At today’s plea hearing, the prosecutor told the Court that had the case proceeded to trial the Government’s evidence would have proven that, in 2009, BANOL, who worked in the Materials Management Department at Massachusetts General Hospital, agreed to assist GALAVIS in stealing prescription medical supplies from the hospital. Between November 2008 and July 2010, GALAVIS stole pediatric pulse oximetry sensors and sutures from the hospital and shipped them to Colombia. BANOL assisted GALAVIS in this scheme by stealing sutures from the hospital. In July 2010, special agents from the Immigration and Customs Enforcement Agency and the Food and Drug Administration conducted surveillance of GALAVIS and observed him shipping packages of stolen medical supplies to Colombia. GALAVIS was arrested and he confessed to his role in the scheme, including identification of BANOL. BANOL subsequently admitted his role in the scheme in an interview with federal agents. Four days later federal agents learned that BANOL had purchased a one-way ticket to Colombia. BANOL was arrested at an airport in Fort Lauderdale and brought back to Boston to be charged. Documents and witness statements indicate that the total loss to the hospital in connection with this scheme was at least $167,400, at least $3,240 of which can be attributed to BANOL.

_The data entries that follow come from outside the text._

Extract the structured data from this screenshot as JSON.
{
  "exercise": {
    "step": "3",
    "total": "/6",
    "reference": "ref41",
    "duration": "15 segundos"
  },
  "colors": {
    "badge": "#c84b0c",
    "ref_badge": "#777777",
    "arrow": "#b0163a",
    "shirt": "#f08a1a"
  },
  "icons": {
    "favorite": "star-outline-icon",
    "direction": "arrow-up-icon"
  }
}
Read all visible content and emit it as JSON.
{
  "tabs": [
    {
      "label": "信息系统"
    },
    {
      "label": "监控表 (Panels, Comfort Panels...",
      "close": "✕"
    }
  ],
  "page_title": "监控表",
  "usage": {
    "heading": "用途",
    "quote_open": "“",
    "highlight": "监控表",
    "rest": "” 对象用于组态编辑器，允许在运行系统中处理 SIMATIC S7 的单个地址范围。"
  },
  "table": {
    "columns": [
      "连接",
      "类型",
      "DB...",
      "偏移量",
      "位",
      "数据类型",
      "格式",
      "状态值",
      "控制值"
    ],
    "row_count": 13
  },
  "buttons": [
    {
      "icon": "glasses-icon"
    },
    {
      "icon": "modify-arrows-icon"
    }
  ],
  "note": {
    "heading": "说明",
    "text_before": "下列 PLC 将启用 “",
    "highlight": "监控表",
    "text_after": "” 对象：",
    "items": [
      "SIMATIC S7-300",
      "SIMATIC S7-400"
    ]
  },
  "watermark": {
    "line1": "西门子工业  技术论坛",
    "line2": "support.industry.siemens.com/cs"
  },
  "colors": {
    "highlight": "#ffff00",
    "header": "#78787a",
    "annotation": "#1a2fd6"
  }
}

Judge Wolf scheduled sentencing for February 22, 2011. GALAVIS faces up to six months imprisonment, to be followed by three years of supervised release and a $250,000 fine.

United States Attorney Carmen M. Ortiz, Bruce M. Foucart, Special Agent in Charge of the U.S. Immigration and Customs Enforcement’s Office of Homeland Security Investigations in Boston and Mark Dragonetti, Special Agent in Charge of the Food and Drug Administration, Office of Criminal Investigations made the announcement today. It is being prosecuted by Assistant U.S. Attorney David S. Schumacher of Ortiz’s Health Care Fraud Unit.